Tiffany’s total net sales in Japan  increased 11% to US$ 155 million in the second quarter and 14% to US$ 305 million in the first half. Comparable sales rose 9% and 12%, respectively.   

 In Europe, total net sales rose 5% to US$ 121 million in the second quarter and 9% to US$ 228 million in the first half, Tiffany reported. This reflected :the positive effects from currency translation, as well as sales in new stores, and comparable sales declined 1% and rose 1%, respectively”, the Company added.

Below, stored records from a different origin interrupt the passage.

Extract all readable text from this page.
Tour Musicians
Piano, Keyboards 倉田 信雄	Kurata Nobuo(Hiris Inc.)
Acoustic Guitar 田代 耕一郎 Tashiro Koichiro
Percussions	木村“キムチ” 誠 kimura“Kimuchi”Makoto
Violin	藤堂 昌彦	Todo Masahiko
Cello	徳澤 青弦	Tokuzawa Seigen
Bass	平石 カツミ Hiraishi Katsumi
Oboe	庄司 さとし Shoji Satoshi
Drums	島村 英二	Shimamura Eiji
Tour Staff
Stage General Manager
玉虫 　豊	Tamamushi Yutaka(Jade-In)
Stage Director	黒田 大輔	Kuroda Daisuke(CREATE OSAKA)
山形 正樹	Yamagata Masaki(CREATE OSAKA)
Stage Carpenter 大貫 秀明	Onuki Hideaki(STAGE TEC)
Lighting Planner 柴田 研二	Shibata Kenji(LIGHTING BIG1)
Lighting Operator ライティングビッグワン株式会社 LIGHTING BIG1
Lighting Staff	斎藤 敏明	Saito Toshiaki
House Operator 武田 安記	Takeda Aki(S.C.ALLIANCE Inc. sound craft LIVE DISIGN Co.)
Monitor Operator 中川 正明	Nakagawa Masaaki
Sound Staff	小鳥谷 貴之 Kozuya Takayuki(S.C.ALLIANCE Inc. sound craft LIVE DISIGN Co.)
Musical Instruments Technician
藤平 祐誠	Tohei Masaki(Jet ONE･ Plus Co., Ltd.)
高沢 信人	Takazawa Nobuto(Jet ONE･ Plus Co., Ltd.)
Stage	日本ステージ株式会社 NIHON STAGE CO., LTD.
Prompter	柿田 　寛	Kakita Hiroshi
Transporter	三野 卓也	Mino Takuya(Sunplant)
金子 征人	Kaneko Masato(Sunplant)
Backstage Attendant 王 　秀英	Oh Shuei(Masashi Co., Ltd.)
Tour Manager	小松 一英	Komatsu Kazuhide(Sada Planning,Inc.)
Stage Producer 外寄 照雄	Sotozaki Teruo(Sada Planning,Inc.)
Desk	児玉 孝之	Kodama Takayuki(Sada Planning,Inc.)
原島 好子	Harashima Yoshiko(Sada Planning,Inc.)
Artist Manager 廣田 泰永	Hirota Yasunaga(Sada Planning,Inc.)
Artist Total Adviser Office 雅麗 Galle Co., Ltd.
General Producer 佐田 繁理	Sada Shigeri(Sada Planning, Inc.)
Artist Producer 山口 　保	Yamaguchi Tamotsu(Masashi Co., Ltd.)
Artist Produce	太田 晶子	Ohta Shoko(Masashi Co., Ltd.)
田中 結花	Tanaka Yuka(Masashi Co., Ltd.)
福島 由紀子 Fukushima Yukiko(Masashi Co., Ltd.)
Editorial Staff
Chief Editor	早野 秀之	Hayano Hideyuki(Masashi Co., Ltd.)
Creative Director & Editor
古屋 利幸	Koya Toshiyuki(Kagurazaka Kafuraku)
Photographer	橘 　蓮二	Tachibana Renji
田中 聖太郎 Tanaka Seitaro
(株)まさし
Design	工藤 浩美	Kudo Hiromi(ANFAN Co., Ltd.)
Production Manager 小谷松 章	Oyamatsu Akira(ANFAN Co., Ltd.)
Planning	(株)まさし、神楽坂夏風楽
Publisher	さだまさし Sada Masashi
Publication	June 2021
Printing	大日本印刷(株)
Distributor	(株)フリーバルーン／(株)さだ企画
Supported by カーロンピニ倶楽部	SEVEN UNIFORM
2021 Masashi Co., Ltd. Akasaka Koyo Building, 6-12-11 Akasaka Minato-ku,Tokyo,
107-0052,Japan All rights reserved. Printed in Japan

On a constant-exchange-rate basis, total sales rose 2% in both the second quarter and first half; while comparable sales declined 4% and 6%, respectively.


“Sales results were negatively affected in both the second quarter and first half by broad-based regional softness, which management attributed to lower spending by foreign tourists; comparable sales were also affected by negative effects from new stores on existing store sales,” Tiffany remarked regarding its   performance in Europe.

“Other net sales declined 21% in both the second quarter and first half to US$ 24 million and US$ 46 million, respectively, primarily due to a reduction in wholesale sales of diamonds,” Tiffany reported. “Comparable sales rose 5% in the second quarter and declined 2% in the first half.”

The Company said that sales growth was seen across all product categories.

After opening seven Company-operated stores in the first half and closing two in the first half, as at July 31, 2018, the Company operated 320 stores (123 in the Americas, 90 in Asia-Pacific, 54 in Japan, 48 in Europe, and five in the UAE), versus 312 stores a year ago (124 in the Americas, 85 in Asia-Pacific, 54 in Japan, 44 in Europe, and five in the UAE).

 Alessandro Bogliolo, Chief Executive Officer, said, “While in the early stages of addressing our six key strategic priorities, we are pleased with initial customer reactions to our new communication, product and in-store initiatives.”  

He added, “We are pleased with our sales and earnings growth and the strength and breadth of the results in the first half of 2018, but it’s worth noting that strategic investment spending is increasing for the remainder of the year, as expected, which is intended to support longer-term sustainable growth. Regarding that longer-term horizon, we are very excited to embark on our recently announced transformative multi-year remodeling of the New York City flagship building. We believe that the thoughtful combination of making short- and long-range strategic investments is necessary to achieve the full growth potential of this legendary brand.”